8 October 2010Rosh Chodesh MarCheshvan 5771

Shalom Chaverim,

Over a year ago a task force from CJP’s Boston-Haifa Connection contacted us about their interest in exploring ways to deepen and expand the relationship between our two cities and our two school communities: Gann and Ironi Hey. Thanks to the vision and investment of CJP, our passionate lay leaders, the creativity and commitment of educators from both of our schools, and the tremendous generosity and engagement of our host families, the Gann-Ironi Hey partnership reached a new level this week. A delegation of 22 students and two teachers from Ironi Hey spent the week with our eleventh graders and their families. In addition to having fun and building bonds, the students were asked to reflect on their differences and their commonalities, and, in the process, to gain a greater understanding of each other’s and their own Jewish identities.

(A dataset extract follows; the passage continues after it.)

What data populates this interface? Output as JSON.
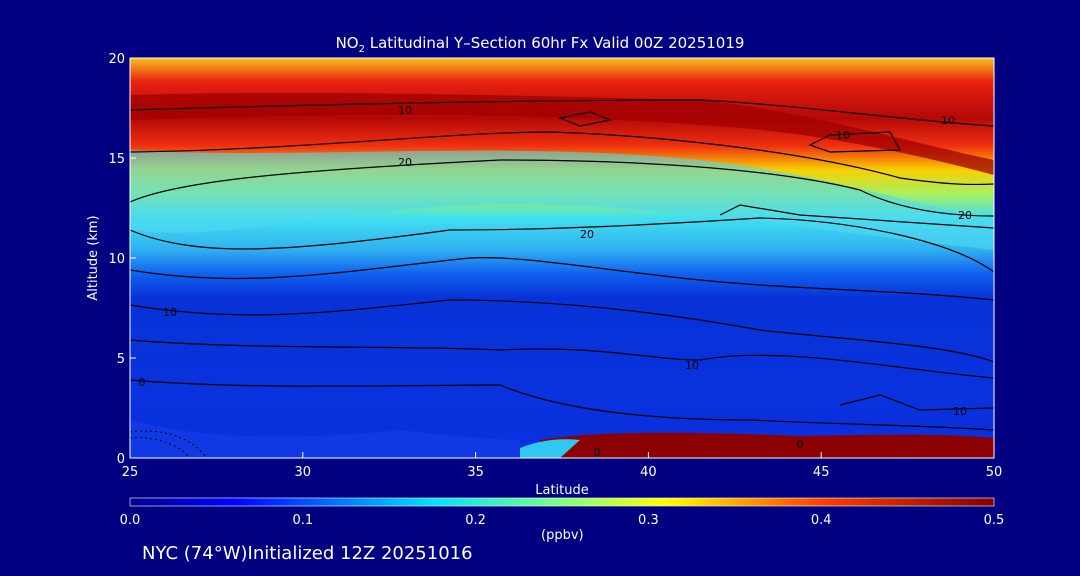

One of the core elements of this year’s mifgash (encounter) was an overnight retreat at Camp Yavneh, at which the students took part in a collaborative art project designed to foster dialogue through creativity and project-based learning. When the students presented their projects to our entire student body, many common themes emerged. It was clear that our students and their Israeli friends have a strong sense of the dynamic interplay between individual and community as a core part of what it means to be a Jewish People.

For example, one group created a puzzle, in which each person contributed his or her own piece (representing an understanding of Judaism and Jewish identity), and where each of the pieces fit together into a collective whole. As if this alone were not a beautiful enough metaphor for Peoplehood and community (and, of course, pluralism), the students chose to leave a blank space in the middle of the completed puzzle and explained that this space represents the ongoing and evolving nature of each individual’s self-expression and contribution to the klal (the whole).

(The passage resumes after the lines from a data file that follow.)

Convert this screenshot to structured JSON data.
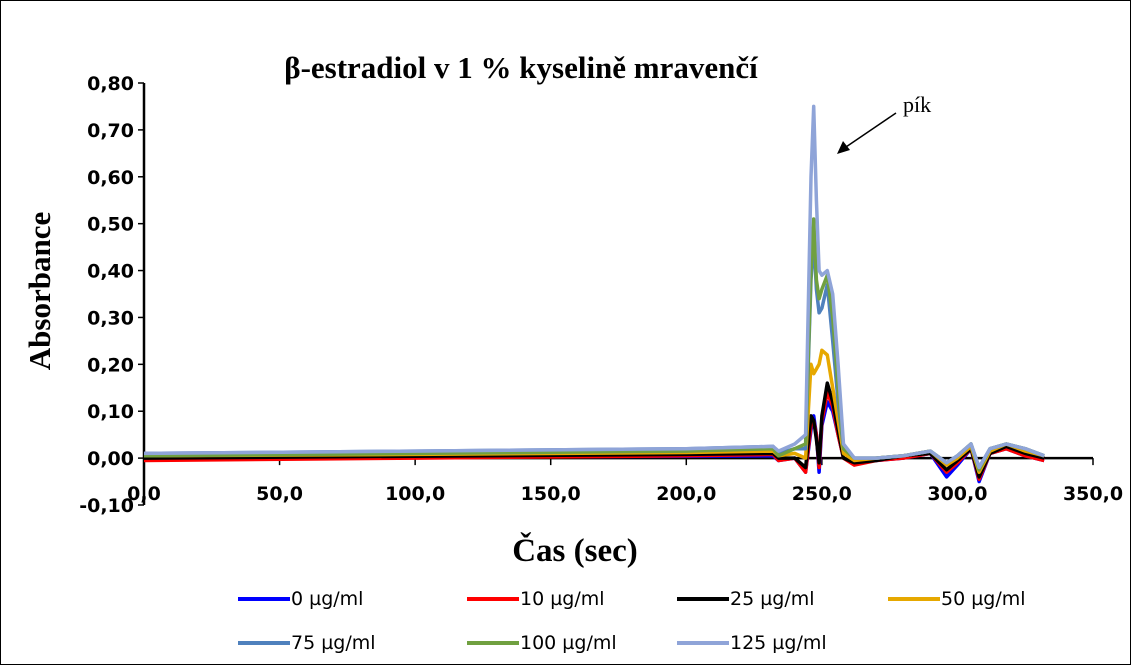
{
  "chart_data": {
    "type": "line",
    "title": "β-estradiol v 1 % kyselině mravenčí",
    "xlabel": "Čas (sec)",
    "ylabel": "Absorbance",
    "xlim": [
      0,
      350
    ],
    "ylim": [
      -0.1,
      0.8
    ],
    "x_ticks": [
      "0,0",
      "50,0",
      "100,0",
      "150,0",
      "200,0",
      "250,0",
      "300,0",
      "350,0"
    ],
    "x_tick_values": [
      0,
      50,
      100,
      150,
      200,
      250,
      300,
      350
    ],
    "y_ticks": [
      "-0,10",
      "0,00",
      "0,10",
      "0,20",
      "0,30",
      "0,40",
      "0,50",
      "0,60",
      "0,70",
      "0,80"
    ],
    "y_tick_values": [
      -0.1,
      0.0,
      0.1,
      0.2,
      0.3,
      0.4,
      0.5,
      0.6,
      0.7,
      0.8
    ],
    "grid": false,
    "legend_position": "bottom",
    "annotation": {
      "text": "pík",
      "points_to": [
        248,
        0.7
      ]
    },
    "series": [
      {
        "name": "0 µg/ml",
        "color": "#0000ff",
        "x": [
          0,
          100,
          200,
          232,
          234,
          240,
          244,
          246,
          247,
          248,
          249,
          250,
          252,
          254,
          256,
          258,
          262,
          270,
          280,
          290,
          296,
          300,
          305,
          308,
          312,
          318,
          325,
          332
        ],
        "y": [
          0.0,
          0.002,
          0.004,
          0.005,
          -0.005,
          0.0,
          -0.03,
          0.06,
          0.09,
          0.05,
          -0.03,
          0.07,
          0.12,
          0.1,
          0.05,
          0.0,
          -0.01,
          -0.005,
          0.0,
          0.01,
          -0.04,
          -0.015,
          0.02,
          -0.05,
          0.01,
          0.02,
          0.005,
          -0.005
        ]
      },
      {
        "name": "10  µg/ml",
        "color": "#ff0000",
        "x": [
          0,
          100,
          200,
          232,
          234,
          240,
          244,
          246,
          247,
          248,
          249,
          250,
          252,
          254,
          256,
          258,
          262,
          270,
          280,
          290,
          296,
          300,
          305,
          308,
          312,
          318,
          325,
          332
        ],
        "y": [
          -0.005,
          0.0,
          0.005,
          0.008,
          -0.005,
          0.0,
          -0.03,
          0.07,
          0.08,
          0.05,
          -0.02,
          0.08,
          0.14,
          0.11,
          0.05,
          0.0,
          -0.015,
          -0.005,
          0.0,
          0.01,
          -0.03,
          -0.01,
          0.02,
          -0.045,
          0.01,
          0.02,
          0.005,
          -0.005
        ]
      },
      {
        "name": "25  µg/ml",
        "color": "#000000",
        "x": [
          0,
          100,
          200,
          232,
          234,
          240,
          244,
          246,
          247,
          248,
          249,
          250,
          252,
          254,
          256,
          258,
          262,
          270,
          280,
          290,
          296,
          300,
          305,
          308,
          312,
          318,
          325,
          332
        ],
        "y": [
          0.0,
          0.004,
          0.008,
          0.01,
          0.0,
          0.0,
          -0.02,
          0.09,
          0.08,
          0.04,
          -0.01,
          0.09,
          0.16,
          0.12,
          0.06,
          0.0,
          -0.01,
          -0.005,
          0.005,
          0.01,
          -0.025,
          -0.005,
          0.02,
          -0.04,
          0.01,
          0.025,
          0.01,
          0.0
        ]
      },
      {
        "name": "50 µg/ml",
        "color": "#e6a800",
        "x": [
          0,
          100,
          200,
          232,
          234,
          240,
          244,
          246,
          247,
          248,
          249,
          250,
          252,
          254,
          256,
          258,
          262,
          270,
          280,
          290,
          296,
          300,
          305,
          308,
          312,
          318,
          325,
          332
        ],
        "y": [
          0.005,
          0.008,
          0.012,
          0.015,
          0.005,
          0.01,
          0.0,
          0.2,
          0.18,
          0.19,
          0.2,
          0.23,
          0.22,
          0.15,
          0.08,
          0.01,
          -0.005,
          0.0,
          0.005,
          0.015,
          -0.015,
          0.0,
          0.025,
          -0.03,
          0.015,
          0.03,
          0.015,
          0.005
        ]
      },
      {
        "name": "75 µg/ml",
        "color": "#4f81bd",
        "x": [
          0,
          100,
          200,
          232,
          234,
          240,
          244,
          246,
          247,
          248,
          249,
          250,
          252,
          254,
          256,
          258,
          262,
          270,
          280,
          290,
          296,
          300,
          305,
          308,
          312,
          318,
          325,
          332
        ],
        "y": [
          0.01,
          0.015,
          0.02,
          0.025,
          0.01,
          0.02,
          0.02,
          0.38,
          0.47,
          0.36,
          0.31,
          0.32,
          0.37,
          0.25,
          0.12,
          0.02,
          0.0,
          0.0,
          0.005,
          0.015,
          -0.01,
          0.005,
          0.03,
          -0.02,
          0.02,
          0.03,
          0.02,
          0.005
        ]
      },
      {
        "name": "100 µg/ml",
        "color": "#70a040",
        "x": [
          0,
          100,
          200,
          232,
          234,
          240,
          244,
          246,
          247,
          248,
          249,
          250,
          252,
          254,
          256,
          258,
          262,
          270,
          280,
          290,
          296,
          300,
          305,
          308,
          312,
          318,
          325,
          332
        ],
        "y": [
          0.005,
          0.01,
          0.015,
          0.02,
          0.005,
          0.02,
          0.03,
          0.4,
          0.51,
          0.38,
          0.34,
          0.36,
          0.39,
          0.3,
          0.15,
          0.02,
          0.0,
          0.0,
          0.005,
          0.015,
          -0.01,
          0.005,
          0.03,
          -0.025,
          0.02,
          0.03,
          0.02,
          0.005
        ]
      },
      {
        "name": "125 µg/ml",
        "color": "#8fa4d8",
        "x": [
          0,
          100,
          200,
          232,
          234,
          240,
          244,
          246,
          247,
          248,
          249,
          250,
          252,
          254,
          256,
          258,
          262,
          270,
          280,
          290,
          296,
          300,
          305,
          308,
          312,
          318,
          325,
          332
        ],
        "y": [
          0.01,
          0.015,
          0.02,
          0.025,
          0.015,
          0.03,
          0.05,
          0.6,
          0.75,
          0.55,
          0.4,
          0.39,
          0.4,
          0.35,
          0.2,
          0.03,
          0.0,
          0.0,
          0.005,
          0.015,
          -0.01,
          0.005,
          0.03,
          -0.02,
          0.02,
          0.03,
          0.02,
          0.005
        ]
      }
    ]
  }
}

Inspired by our students’ capacities to understand and convey the complexities of their world and of building and sustaining diverse Jewish community and People, I was also impressed by the contrast between their thinking and the people of the story of (Migdal Bavel) the Tower of Babel in this week’s parsha.  Our tradition offers many different explanations for what the people who built the tower did wrong. We know from the story that the people all spoke one language, and it even appears that they all spoke the exact same words. We also know that God punished them, not only by destroying the tower but also by dispersing them and creating multiple languages. While unity and collaboration are values that we usually celebrate, there was something wrong with the nature of the unity of the people in the story.

I am grateful to one of our teachers for sharing with me an excerpt from Byron Sherwin’s book,  “Sparks Amidst the Ashes,” in which Sherwin summarizes the 16th century Rabbi Eliezer Ashkenazi’s interpretation:

According to Ashkenazi, the people who built the Tower had not only one language, but one religious language, one theology.  They were all of the same faith as well as of the same language.  This, he suggests, leads to absolutism, which inevitably stifles free thought, creative speculation, and authentic religious expression.  A monolithic society, according to Ashkenazi, often suppresses the individual search for religious truth instead of encouraging it.  Therefore, God divided the people into different languages, that is, into different faiths, so as to encourage the individual search for religious truth.  In this view, religious absolutism is a sin, while religious pluralism is the will of God.

The Tower of Babel, according to this reading, teaches us an important lesson about the limits and dangers of being so unified that we stifle or even suppress the kinds of individual expression and dissent that, ultimately, should make our community stronger and hold us accountable to values and aspirations larger than our own egos.

I am proud that so many of our students seem to understand this lesson in both authentic and sophisticated ways. We can learn from the blank space in their puzzle that they are ready and eager to build and live in communities and a world that are a tikkun (a reparation) for this misguided generation of Migdal Bavel. Our students value community and Peoplehood, as well as preserving the integrity and vibrancy of diverse expressions of Jewish life.